Hehe... não me lembrava desse texto. Acho que é literal demais. É a verdade verdadeira.

Não monte um AIB. É tentador, mas é perigoso e só causa confusão. Bjs

Cynthia disse...

Arture, amore, você ainda frequenta isso aqui? Fala a verdade, deu saudade de postar alguma coisinha, não foi?

Agora me tira uma dúvida: como é que eu faço para me livrar do barrigão gigantesco e retornar à minha barriga de tanquinho do tempo em que eu era bela e jovem depois que a minha gestão terminar?

Artur disse...

Frequento, sim, viu?! E, nas férias, que começam no mês de fevereiro, voltarei enfim à tona.

Vc é bela mesmo com barrigão... Mas feche a boca e corra três vezes na semana no parque Lindu!

Cynthia disse...

Era uma metáfora, Arture, o barrigão era uma metáfora! Aliás, a barriga de tanquinho também. Só não sei direito para quê. E nem me fale em correr: acabo de voltar de uma caminhada de 9km. Tô morta!

Essa Escola da Paraíba anda meio esquisita, não? Além do problema com as metáforas, férias começando em fevereiro? Ainda não acertaram o calendário?

Beijos

Artur disse...

Ah, era uma metáfora... Vivo no reino da pseudoconcreticidade -- tudo é literal!

Mas vc é bela, mesmo com um barrigão metafórico!

Vamos, enfim, depois de fevereiro, acertar o calendário. É dose...

Cynthia disse...

São seus olhos ametafóricos.

(Eu devia ter desconfiado que você ia aproveitar a deixa para me deixar encabulada em público. Para com isso, Arture!)

Falando de coisas mais sérias, preciso de sua ajuda para convencer Gadiel a escrever um texto sobre o método dialético para a gente postar por aqui. Foram as melhores aulas que já tive sobre o assunto. Seria legal se a gente pudesse compartilhar com nossos alunos, né? Está lançada a campanha.

Lucas disse...

Por um momento pensei que Cynthia estivesse grávida.

Cynthia disse...

Não, Lucas, foi apenas uma metáfora infeliz para dar conta do meu desejo de empurrar a burocracia com a barriga.
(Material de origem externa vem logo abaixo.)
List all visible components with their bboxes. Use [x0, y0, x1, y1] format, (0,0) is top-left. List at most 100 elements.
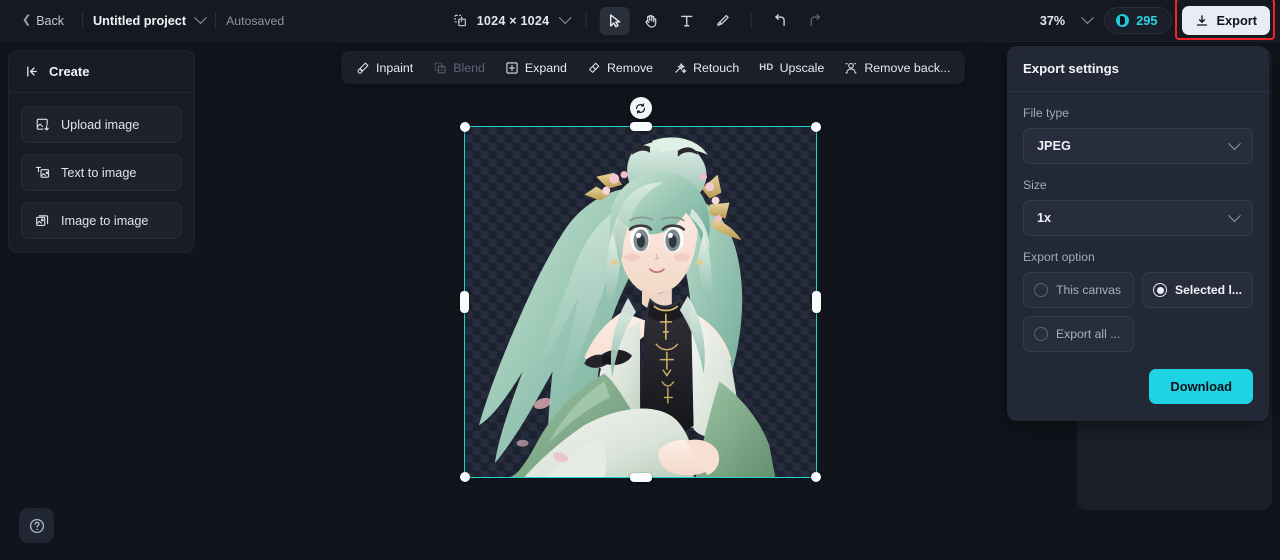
download-row: Download	[1023, 369, 1253, 404]
export-panel-header: Export settings	[1007, 46, 1269, 92]
toolbar-remove-background[interactable]: Remove back...	[835, 56, 959, 80]
help-circle-icon	[28, 517, 46, 535]
autosave-status: Autosaved	[226, 13, 285, 28]
toolbar-remove-background-label: Remove back...	[864, 60, 951, 75]
collapse-left-icon[interactable]	[25, 64, 40, 79]
toolbar-retouch[interactable]: Retouch	[664, 56, 748, 80]
resize-handle-n[interactable]	[629, 122, 652, 131]
toolbar-expand-label: Expand	[524, 60, 567, 75]
selected-layer-selection[interactable]	[460, 97, 821, 482]
toolbar-upscale-label: Upscale	[779, 60, 825, 75]
resize-handle-nw[interactable]	[460, 122, 470, 132]
size-label: Size	[1023, 178, 1047, 192]
artwork-frame	[465, 127, 816, 477]
export-option-label-text: Export all ...	[1056, 327, 1121, 341]
divider	[82, 12, 84, 29]
chevron-down-icon	[1081, 11, 1094, 25]
chevron-down-icon	[1228, 136, 1241, 150]
toolbar-remove[interactable]: Remove	[578, 56, 662, 80]
export-option-label-text: This canvas	[1056, 283, 1122, 297]
sidebar-item-label: Image to image	[61, 213, 149, 228]
download-icon	[1195, 14, 1209, 28]
resize-handle-se[interactable]	[811, 472, 821, 482]
top-bar-left: ❮ Back Untitled project Autosaved	[0, 9, 284, 33]
redo-icon	[807, 13, 823, 29]
canvas-edit-toolbar: Inpaint Blend Expand Remove Retouch HD U…	[341, 51, 966, 84]
help-button[interactable]	[19, 508, 54, 543]
zoom-selector[interactable]: 37%	[1032, 9, 1100, 33]
size-select[interactable]: 1x	[1023, 200, 1253, 236]
sidebar-item-text-to-image[interactable]: Text to image	[21, 154, 182, 191]
export-label: Export	[1216, 13, 1257, 28]
file-type-value: JPEG	[1037, 139, 1071, 153]
top-bar-right: 37% 295 Export	[1032, 0, 1276, 40]
image-to-image-icon	[35, 213, 50, 228]
toolbar-upscale[interactable]: HD Upscale	[750, 56, 833, 80]
toolbar-blend-label: Blend	[453, 60, 485, 75]
file-type-label: File type	[1023, 106, 1070, 120]
resize-handle-ne[interactable]	[811, 122, 821, 132]
size-value: 1x	[1037, 211, 1052, 225]
sidebar-item-label: Upload image	[61, 117, 140, 132]
divider	[215, 12, 217, 29]
expand-icon	[505, 61, 519, 75]
canvas-size-selector[interactable]: 1024 × 1024	[447, 9, 576, 32]
inpaint-icon	[356, 61, 370, 75]
cursor-icon	[606, 13, 622, 29]
chevron-down-icon	[1228, 208, 1241, 222]
toolbar-retouch-label: Retouch	[693, 60, 740, 75]
blend-icon	[433, 61, 447, 75]
sidebar-item-image-to-image[interactable]: Image to image	[21, 202, 182, 239]
toolbar-expand[interactable]: Expand	[496, 56, 576, 80]
export-button-wrapper: Export	[1175, 0, 1276, 40]
resize-handle-s[interactable]	[629, 473, 652, 482]
resize-handle-w[interactable]	[460, 291, 469, 313]
credit-coin-icon	[1116, 14, 1130, 27]
toolbar-inpaint[interactable]: Inpaint	[347, 56, 422, 80]
back-label: Back	[36, 13, 65, 28]
radio-icon	[1034, 283, 1048, 297]
toolbar-blend[interactable]: Blend	[424, 56, 494, 80]
export-panel-title: Export settings	[1023, 61, 1119, 76]
export-option-label-text: Selected l...	[1175, 283, 1242, 297]
export-option-group: This canvas Selected l... Export all ...	[1023, 272, 1253, 352]
back-button[interactable]: ❮ Back	[14, 9, 72, 33]
chevron-down-icon	[558, 11, 572, 25]
chevron-down-icon[interactable]	[194, 11, 207, 25]
sidebar-item-upload-image[interactable]: Upload image	[21, 106, 182, 143]
select-tool-button[interactable]	[599, 6, 630, 35]
file-type-select[interactable]: JPEG	[1023, 128, 1253, 164]
sidebar-item-label: Text to image	[61, 165, 137, 180]
hand-tool-button[interactable]	[635, 7, 665, 35]
resize-handle-e[interactable]	[812, 291, 821, 313]
remove-background-icon	[844, 61, 858, 75]
export-settings-panel: Export settings File type JPEG Size 1x E…	[1007, 46, 1269, 421]
rotate-handle[interactable]	[629, 97, 652, 119]
brush-tool-button[interactable]	[707, 7, 737, 35]
export-button[interactable]: Export	[1182, 6, 1270, 35]
zoom-level-label: 37%	[1039, 13, 1066, 28]
export-option-selected-layer[interactable]: Selected l...	[1142, 272, 1253, 308]
top-bar-center: 1024 × 1024	[447, 6, 834, 35]
divider	[750, 12, 752, 29]
credits-badge[interactable]: 295	[1104, 7, 1173, 34]
undo-button[interactable]	[764, 7, 794, 35]
hd-badge: HD	[759, 62, 774, 73]
upload-image-icon	[35, 117, 50, 132]
divider	[585, 12, 587, 29]
canvas-frame-icon	[453, 13, 468, 28]
retouch-icon	[673, 61, 687, 75]
resize-handle-sw[interactable]	[460, 472, 470, 482]
export-option-this-canvas[interactable]: This canvas	[1023, 272, 1134, 308]
download-button[interactable]: Download	[1149, 369, 1253, 404]
canvas-size-label: 1024 × 1024	[476, 13, 550, 28]
toolbar-remove-label: Remove	[606, 60, 654, 75]
left-sidebar: Create Upload image Text to image Image …	[8, 50, 195, 253]
export-option-export-all[interactable]: Export all ...	[1023, 316, 1134, 352]
rotate-icon	[634, 102, 647, 115]
redo-button[interactable]	[800, 7, 830, 35]
remove-icon	[587, 61, 601, 75]
credits-count: 295	[1136, 13, 1158, 28]
project-name[interactable]: Untitled project	[93, 14, 186, 28]
text-tool-button[interactable]	[671, 7, 701, 35]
Uma coisa eu aprendi nesses anos de ensino: tem coisa que quanto mais a gente tenta explicar, pior fica. A melhor coisa é dar uma de Rorty, varrer determinadas questões para debaixo do tapete e propor: "que tal a gente falar de outra coisa?".

;)

Ana Paula Portella disse...

Com barriga ou sem barriga, matafórica ou ametaforica, o que seja, nada melhor do que um texto como esse para iniciar a semana... Acabei de chegar de um samba e as risadas que me provocou caíram como luva de pelica para me adormecer esquecida de qualquer poder. Muito bom.